Todos lo sabían, pero nadie lo contaba en voz alta. Desde la sanción de la ley de obediencia debida en 1987 hasta su nulidad en 2005, la Cámara Federal de la Capital fue escenario de una transacción silenciosa entre el austero juez Cattani y los distintos camaristas que se sucedieron en sus dos salas.
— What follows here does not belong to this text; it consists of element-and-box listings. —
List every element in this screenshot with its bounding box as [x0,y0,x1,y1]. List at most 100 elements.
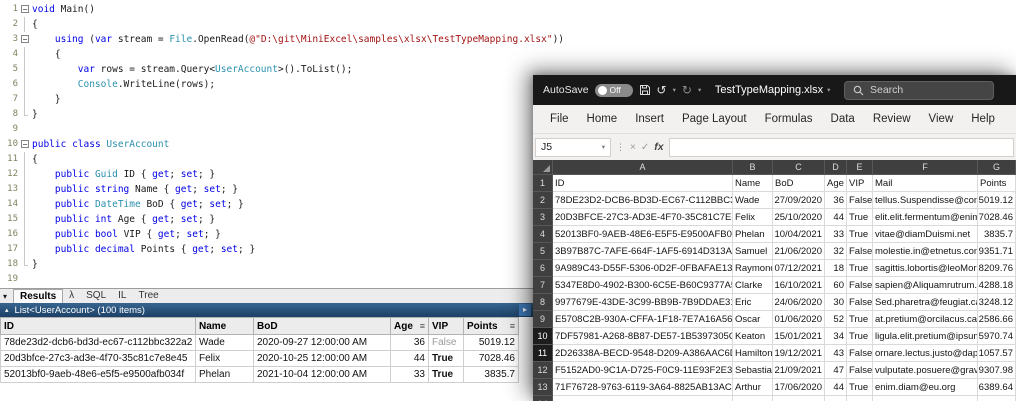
results-tab-tree[interactable]: Tree [133,289,165,303]
cell[interactable]: 1057.57 [978,345,1016,362]
results-column-header-name[interactable]: Name [195,317,254,335]
cell[interactable]: True [847,379,873,396]
cell[interactable]: 4288.18 [978,277,1016,294]
cell[interactable]: False [847,192,873,209]
cell[interactable]: True [847,311,873,328]
cell[interactable]: True [847,209,873,226]
cell[interactable] [847,396,873,401]
cell[interactable]: Wade [733,192,773,209]
cell[interactable]: 18 [825,260,847,277]
document-title[interactable]: TestTypeMapping.xlsx ▾ [707,84,838,96]
results-tab-sql[interactable]: SQL [80,289,112,303]
name-box[interactable]: J5 ▾ [535,137,611,157]
autosave-toggle[interactable]: Off [594,83,633,97]
cell[interactable] [733,396,773,401]
search-box[interactable]: Search [844,80,994,100]
row-header-2[interactable]: 2 [533,192,553,209]
row-header-8[interactable]: 8 [533,294,553,311]
row-header-9[interactable]: 9 [533,311,553,328]
redo-icon[interactable]: ↻ [682,83,692,97]
cell[interactable]: vitae@diamDuismi.net [873,226,978,243]
cell[interactable]: 19/12/2021 [773,345,825,362]
row-header-14[interactable]: 14 [533,396,553,401]
cell[interactable]: 9A989C43-D55F-5306-0D2F-0FBAFAE135BB [553,260,733,277]
column-header-a[interactable]: A [553,160,733,175]
cell[interactable]: Oscar [733,311,773,328]
ribbon-tab-formulas[interactable]: Formulas [756,113,822,125]
cell[interactable]: True [847,328,873,345]
cell[interactable]: 5019.12 [978,192,1016,209]
cell[interactable]: 9977679E-43DE-3C99-BB9B-7B9DDAE31A50 [553,294,733,311]
code-line[interactable]: 1− void Main() [0,2,1016,17]
cell[interactable]: Mail [873,175,978,192]
totals-icon[interactable]: ≡ [510,321,515,331]
row-header-12[interactable]: 12 [533,362,553,379]
redo-dropdown-icon[interactable]: ▾ [698,86,701,94]
cell[interactable]: True [847,260,873,277]
ribbon-tab-review[interactable]: Review [864,113,920,125]
row-header-11[interactable]: 11 [533,345,553,362]
cell[interactable]: elit.elit.fermentum@enim.e [873,209,978,226]
row-header-13[interactable]: 13 [533,379,553,396]
cell[interactable]: Name [733,175,773,192]
cell[interactable]: 25/10/2020 [773,209,825,226]
cell[interactable]: 44 [825,379,847,396]
cell[interactable]: 34 [825,328,847,345]
ribbon-tab-data[interactable]: Data [822,113,864,125]
insert-function-icon[interactable]: fx [654,141,663,153]
cell[interactable]: 3248.12 [978,294,1016,311]
cell[interactable] [825,396,847,401]
cell[interactable]: 36 [825,192,847,209]
cell[interactable]: 47 [825,362,847,379]
cell[interactable]: 15/01/2021 [773,328,825,345]
cell[interactable]: 33 [825,226,847,243]
cell[interactable]: 71F76728-9763-6119-3A64-8825AB13ACDD [553,379,733,396]
cell[interactable]: False [847,362,873,379]
select-all-button[interactable] [533,160,553,175]
cell[interactable]: Age [825,175,847,192]
cell[interactable]: sagittis.lobortis@leoMorbi [873,260,978,277]
cell[interactable]: sapien@Aliquamrutrum.net [873,277,978,294]
cell[interactable]: 52 [825,311,847,328]
ribbon-tab-home[interactable]: Home [578,113,627,125]
ribbon-tab-page-layout[interactable]: Page Layout [673,113,756,125]
cell[interactable]: 07/12/2021 [773,260,825,277]
cell[interactable]: Sebastian [733,362,773,379]
fold-toggle[interactable]: − [19,137,32,152]
cell[interactable]: Clarke [733,277,773,294]
cell[interactable]: BoD [773,175,825,192]
cell[interactable]: 60 [825,277,847,294]
fold-toggle[interactable]: − [19,32,32,47]
cell[interactable]: 52013BF0-9AEB-48E6-E5F5-E9500AFB034F [553,226,733,243]
cell[interactable]: Sed.pharetra@feugiat.ca [873,294,978,311]
cell[interactable]: ID [553,175,733,192]
cell[interactable] [873,396,978,401]
undo-icon[interactable]: ↺ [657,83,667,97]
cell[interactable]: Phelan [733,226,773,243]
collapse-panel-icon[interactable]: ▾ [3,292,7,301]
cell[interactable]: ligula.elit.pretium@ipsumD [873,328,978,345]
cell[interactable]: 27/09/2020 [773,192,825,209]
cell[interactable]: Samuel [733,243,773,260]
ribbon-tab-view[interactable]: View [920,113,963,125]
ribbon-tab-insert[interactable]: Insert [626,113,673,125]
results-tab-results[interactable]: Results [13,288,64,304]
cell[interactable]: 5347E8D0-4902-B300-6C5E-B60C9377A5AF [553,277,733,294]
column-header-f[interactable]: F [873,160,978,175]
cell[interactable]: 21/09/2021 [773,362,825,379]
cell[interactable]: 16/10/2021 [773,277,825,294]
cell[interactable]: 01/06/2020 [773,311,825,328]
row-header-3[interactable]: 3 [533,209,553,226]
results-column-header-bod[interactable]: BoD [253,317,391,335]
column-header-b[interactable]: B [733,160,773,175]
cell[interactable]: vulputate.posuere@gravida [873,362,978,379]
results-tab-λ[interactable]: λ [63,289,80,303]
results-column-header-points[interactable]: Points ≡ [463,317,519,335]
cell[interactable]: 3835.7 [978,226,1016,243]
expand-results-icon[interactable]: ▸ [519,304,531,316]
cell[interactable] [978,396,1016,401]
cell[interactable]: F5152AD0-9C1A-D725-F0C9-11E93F2E3AFE [553,362,733,379]
cell[interactable]: 30 [825,294,847,311]
cell[interactable]: enim.diam@eu.org [873,379,978,396]
cell[interactable] [553,396,733,401]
Cattani, que en los peores años concentró sus mejores esfuerzos en las investigaciones sobre los Crímenes de Lesa Humanidad de la dictadura cívico-militar, conseguía la unanimidad para esos fallos a cambio de no oponerse a las excarcelaciones de banqueros y otros trapalones que interesaban a sus colegas.

Los servicios de información pusieron la mira sobre ese tribunal y forzaron la renuncia de uno de sus integrantes, a quien fotografiaron en una cita con una profesional del sexo que ellos mismos habían concertado. Con Cattani lo intentaron, pero no pudieron. Casado con la periodista Monona Estévez, tuvo un encuentro con una novia de juventud que fue detectado por la SIDE. Ella era una persona muy notoria, porque estaba casada con una celebridad latinoamericana. El sobre con fotografías del seguimiento que les realizaron durante un viaje al interior estalló como una bomba en el hogar de los Cattani. El juez sinceró la situación con su esposa, a quien nunca dejó de amar, y juntos decidieron mostrarse más unidos que nunca. De ese modo frustraron ese intento repugnante de quebrantar la voluntad de un juez como hubo pocos. Ahora que los protagonistas ya no están, es posible contar en detalle esta historia.